Over the years, though, we also saw quite clearly that GPU scaling both in terms of features and in terms of raw computing power outpaced CPUs by far, and that made the interfacing to them a limiting factor in efficiency. A lot of game developers, especially, who had a strong need to push for more, more, more through the pipe were seeing disappointment in how much of an efficiency gap there was between the PC and the more dedicated one-off kernel-level layers on consoles. So AMD figured they'd work with a few developers to stir the pot a bit with Mantle. The idea behind Mantle was to simplify, simplify, simplify. The API and the driver that interfaces through it to the hardware had to do as little as possible. The less overhead there is in the driver, the less latency there is between the software and the hardware, and in principle, the more efficiently you can utilize the GPU. Likewise, you can issue extremely long and costly command buffers to the GPU without stalling the CPU waiting for queries to come back. This was the model to which a lot of console game developers are already accustomed. Xbox notwithstanding, the Sony platforms all followed a model that fits this sort of pattern. Although the PS3 had OpenGL support, the predominant mode of access (once it matured) was the much lower-level LibGCM. Sure enough, this is what Apple's Metal API for iOS devices is doing, and also what DirectX 12 is doing. And while Mantle itself probably is not going to live too much longer in its standalone state, it has been folded in as a sort of bootstrap for the current reference implementations of Vulkan. More than anything, AMD gets to claim that the echoes of Mantle have reverberated throughout the industry. How true that actually is is debatable, but from the end consumer's perspective, it's convincing. Driver and API overhead has been a known issue for some time, and this simplicity approach appears to be the direction everybody is taking to solve it.
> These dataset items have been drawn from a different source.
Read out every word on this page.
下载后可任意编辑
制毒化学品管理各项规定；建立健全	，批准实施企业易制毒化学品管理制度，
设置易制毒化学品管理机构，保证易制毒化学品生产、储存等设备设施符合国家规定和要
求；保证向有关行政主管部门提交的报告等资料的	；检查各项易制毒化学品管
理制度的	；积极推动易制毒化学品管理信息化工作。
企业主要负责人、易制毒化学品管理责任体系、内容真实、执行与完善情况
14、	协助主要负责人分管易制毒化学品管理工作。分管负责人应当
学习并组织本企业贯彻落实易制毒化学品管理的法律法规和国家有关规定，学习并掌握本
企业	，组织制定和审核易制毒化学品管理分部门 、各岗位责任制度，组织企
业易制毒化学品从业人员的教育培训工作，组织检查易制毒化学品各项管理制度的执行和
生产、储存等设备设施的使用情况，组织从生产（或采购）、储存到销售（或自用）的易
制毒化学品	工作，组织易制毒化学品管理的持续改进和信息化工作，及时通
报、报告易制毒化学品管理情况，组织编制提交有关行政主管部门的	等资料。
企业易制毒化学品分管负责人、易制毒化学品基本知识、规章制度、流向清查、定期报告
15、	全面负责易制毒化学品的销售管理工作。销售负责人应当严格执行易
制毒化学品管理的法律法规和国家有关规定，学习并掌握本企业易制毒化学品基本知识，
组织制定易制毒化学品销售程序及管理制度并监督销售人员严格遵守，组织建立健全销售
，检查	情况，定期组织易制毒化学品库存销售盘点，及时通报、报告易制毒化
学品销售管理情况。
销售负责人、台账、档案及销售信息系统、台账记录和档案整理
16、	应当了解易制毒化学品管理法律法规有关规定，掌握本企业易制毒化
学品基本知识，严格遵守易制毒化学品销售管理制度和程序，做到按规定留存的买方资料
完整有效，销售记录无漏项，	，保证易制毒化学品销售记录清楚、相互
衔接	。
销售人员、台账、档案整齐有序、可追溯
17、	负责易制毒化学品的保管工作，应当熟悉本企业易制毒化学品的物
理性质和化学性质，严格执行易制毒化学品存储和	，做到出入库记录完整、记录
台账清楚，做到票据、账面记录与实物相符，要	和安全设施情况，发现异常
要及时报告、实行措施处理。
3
The flipside of this is that a simpler API layer exposes the complexity of the hardware to the developer and leaves it up to them to manage all the trappings that the driver would otherwise do. At the face of it, it may seem like this is not really helping anything because we just moved the load from the driver layer to the application layer. But where it changes things is simply the fact that it leaves it up to the app developers to decide what particular complexities they need to tackle. It also means that a lot of the safeguarding measures that are a given with a higher-level API can be stripped away from a release build. If we actually look at an OpenGL implementation, you'll see not just the work related to issuing commands to the GPU, but a huge load of rule validation, corner case protections, what-to-do-if-it-fails, etc. The drivers have to do this work both to meet the language spec, but also to prevent crashing the GPU. The driver has to be this way because it has to be a catch-all for any application -- it can't make any assumptions about the context in which a routine is being called.
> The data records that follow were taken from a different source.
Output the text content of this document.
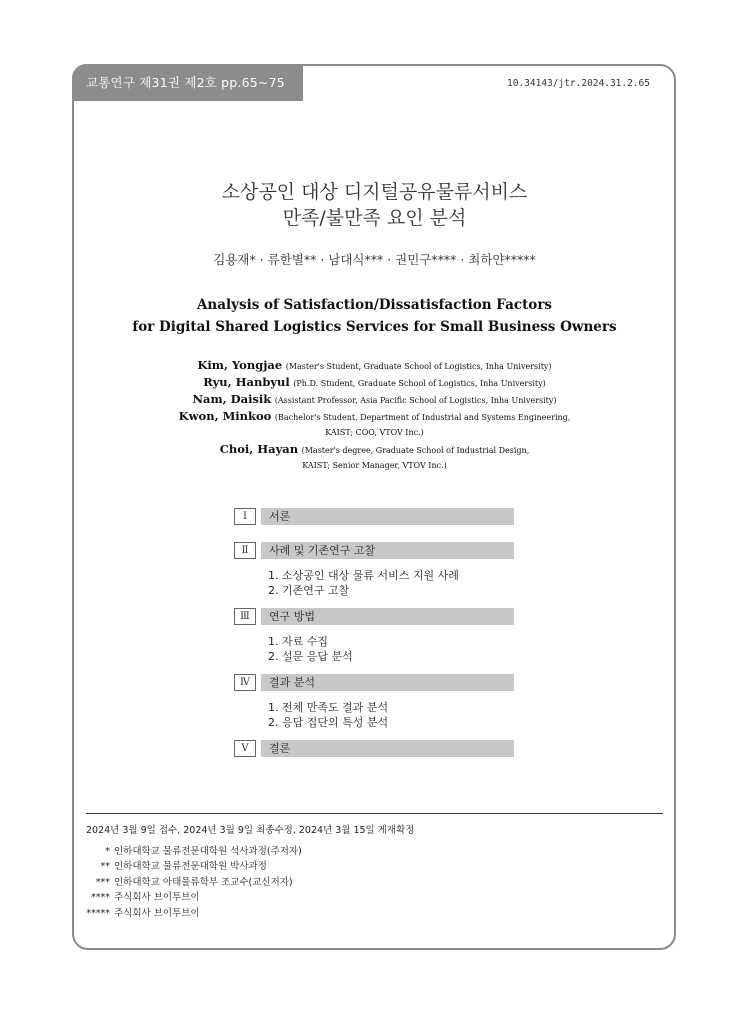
교통연구 제31권 제2호 pp.65~75	10.34143/jtr.2024.31.2.65
소상공인 대상 디지털공유물류서비스
만족/불만족 요인 분석
김용재* · 류한별** · 남대식*** · 권민구**** · 최하얀*****
Analysis of Satisfaction/Dissatisfaction Factors
for Digital Shared Logistics Services for Small Business Owners
Kim, Yongjae (Master's Student, Graduate School of Logistics, Inha University)
Ryu, Hanbyul (Ph.D. Student, Graduate School of Logistics, Inha University)
Nam, Daisik (Assistant Professor, Asia Pacific School of Logistics, Inha University)
Kwon, Minkoo (Bachelor's Student, Department of Industrial and Systems Engineering,
KAIST; COO, VTOV Inc.)
Choi, Hayan (Master's degree, Graduate School of Industrial Design,
KAIST; Senior Manager, VTOV Inc.)
Ⅰ	서론
Ⅱ	사례 및 기존연구 고찰
1. 소상공인 대상 물류 서비스 지원 사례
2. 기존연구 고찰
Ⅲ	연구 방법
1. 자료 수집
2. 설문 응답 분석
Ⅳ	결과 분석
1. 전체 만족도 결과 분석
2. 응답 집단의 특성 분석
Ⅴ	결론
2024년 3월 9일 접수, 2024년 3월 9일 최종수정, 2024년 3월 15일 게재확정
* 인하대학교 물류전문대학원 석사과정(주저자)
** 인하대학교 물류전문대학원 박사과정
*** 인하대학교 아태물류학부 조교수(교신저자)
**** 주식회사 브이투브이
***** 주식회사 브이투브이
Sure enough, with Vulkan, we expect the application complexity to rise. We'll have to start writing our own GPU memory managers, manage state far more explicitly than before, and there will be more specificity of control in the command buffers. The upside is that we can implement them exactly the way we want to, and optimize them for the application in question because we will have explicit knowledge about the context in which things are running (and therefore, make commensurate assumptions). It also means that because we as the application developer have more work to do, we also have a better idea what is happening and that gives us a more tangible body of information when debugging. It also won't hurt turnaround time on driver development either.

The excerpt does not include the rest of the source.